Tradition vs. Innovation: How Culinary Students Like Lianne Wadi Are Balancing Classic Techniques with Creative Freedom

The future of culinary education in the United States is at a pivotal point. For years, the industry has relied on French and European principles, instructing students to perfect mother sauces, knife skills, and classical plating. However, today’s learners are growing up in a culinary environment influenced by heritage, creativity, cultural interaction, and innovation.

As the culinary industry becomes more diverse and vibrant, students are encouraged to achieve excellence in mastering traditional techniques while developing a personal point of view. This dual expectation can be both rewarding and challenging. 

“We’re learning how to do things the traditional way first. But at the same time, we’re being told to add our own style. There’s a bit of figuring out how to add balance in there without losing what direction you want to go with it,” says Lianne Wadi, a Minneapolis local who is currently a student at the Culinary Institute of America in New York.

Many schools still organize their curriculum around European methods, focusing on stocks, sauces, butchery, and pastry basics. Such skills are crucial for jobs in fine-dining kitchens and hotels, where precision is non-negotiable. But they don’t always encourage experimentation. In the process, some students experience a tension between discipline and originality, particularly early in their training.

The culinary world that students are training to enter, however, is anything but static. The National Restaurant Association’s 2025 “What’s Hot” report reveals that global flavours, locally sourced food, and sustainability are among the top 10 culinary trends in America. In this context, traditional techniques are still valuable, but they are one part of a much broader toolkit. 

This change is personal for Wadi, who grew up on Palestinian and Levant-flavoured home cooking. “A lot of us come in with different food histories. I grew up using sumac, labneh, and grape leaves. They were never part of a curriculum, but they are a huge part of how I think about food,” she says.

That sense of identity is also coming to define how students see their work. While culinary basics are still being taught regularly, schools are making space for cultural expression, menu development, and even modernist techniques. Some now feature modules on fermentation, alternative proteins, and business strategy, to be in line with the evolving industry.

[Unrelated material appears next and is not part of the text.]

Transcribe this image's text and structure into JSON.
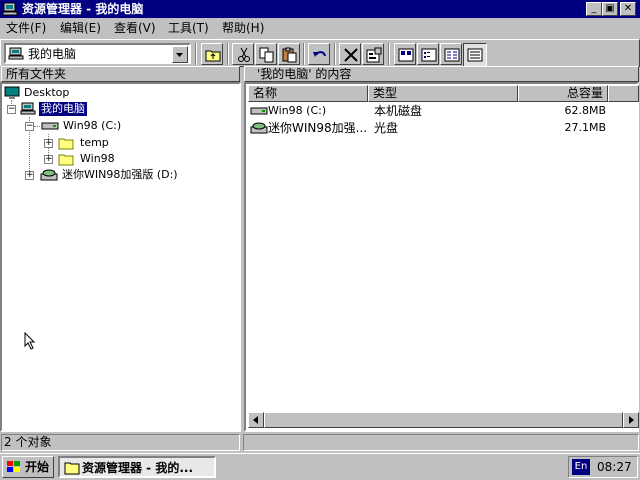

Still, the foundation remains technical. Students are assessed on their consistency, cleanliness, presentation, and ability to replicate standard recipes accurately. This can cause conflict when they’re simultaneously told to be creative.

“Sometimes you don’t know what kind of chef you’re supposed to be. There’s the part of you that wants to respect the classics, and then there’s the part of you that wants to take risks,” says Wadi.

Outside the classroom, many students participate in pop-ups, catering events, or creating food content. These outlets allow students to try new things without the pressure of being assessed. They’re an opportunity for students to respond directly to what’s trending, be it zero-waste cooking, cultural storytelling, or visually driven plating for social media.

In the meantime, students are learning that innovation doesn’t have to mean excess. Many are focused on honing flavors, simplifying presentation, and finding subtle ways to express their personalities through food. That often means looking inward instead of out, drawing family traditions or regional ingredients into conversation with what they’re being taught.

As the industry evolves, this balance may become a defining trait of next-generation chefs. They are no longer required to replicate a single standard. Instead, they are being asked to know the standards well enough to be able to question them, adapt them, and, when appropriate, break them.

Culinary education isn’t abandoning its heritage. But it is extending its reach. Students are discovering that tradition and innovation are not opposing forces, but parallel ones, each informing the other, each necessary for growth.

Whether they find themselves in restaurant kitchens, on TV, in food media or forging entirely new paths, today’s culinary students are training for a future that places as much high value on technical discipline as it does on individual perspective.

For students like Wadi, that means mastering both. “You can’t skip the basics, but once you get them, the real job is figuring out what kind of chef you want to be.”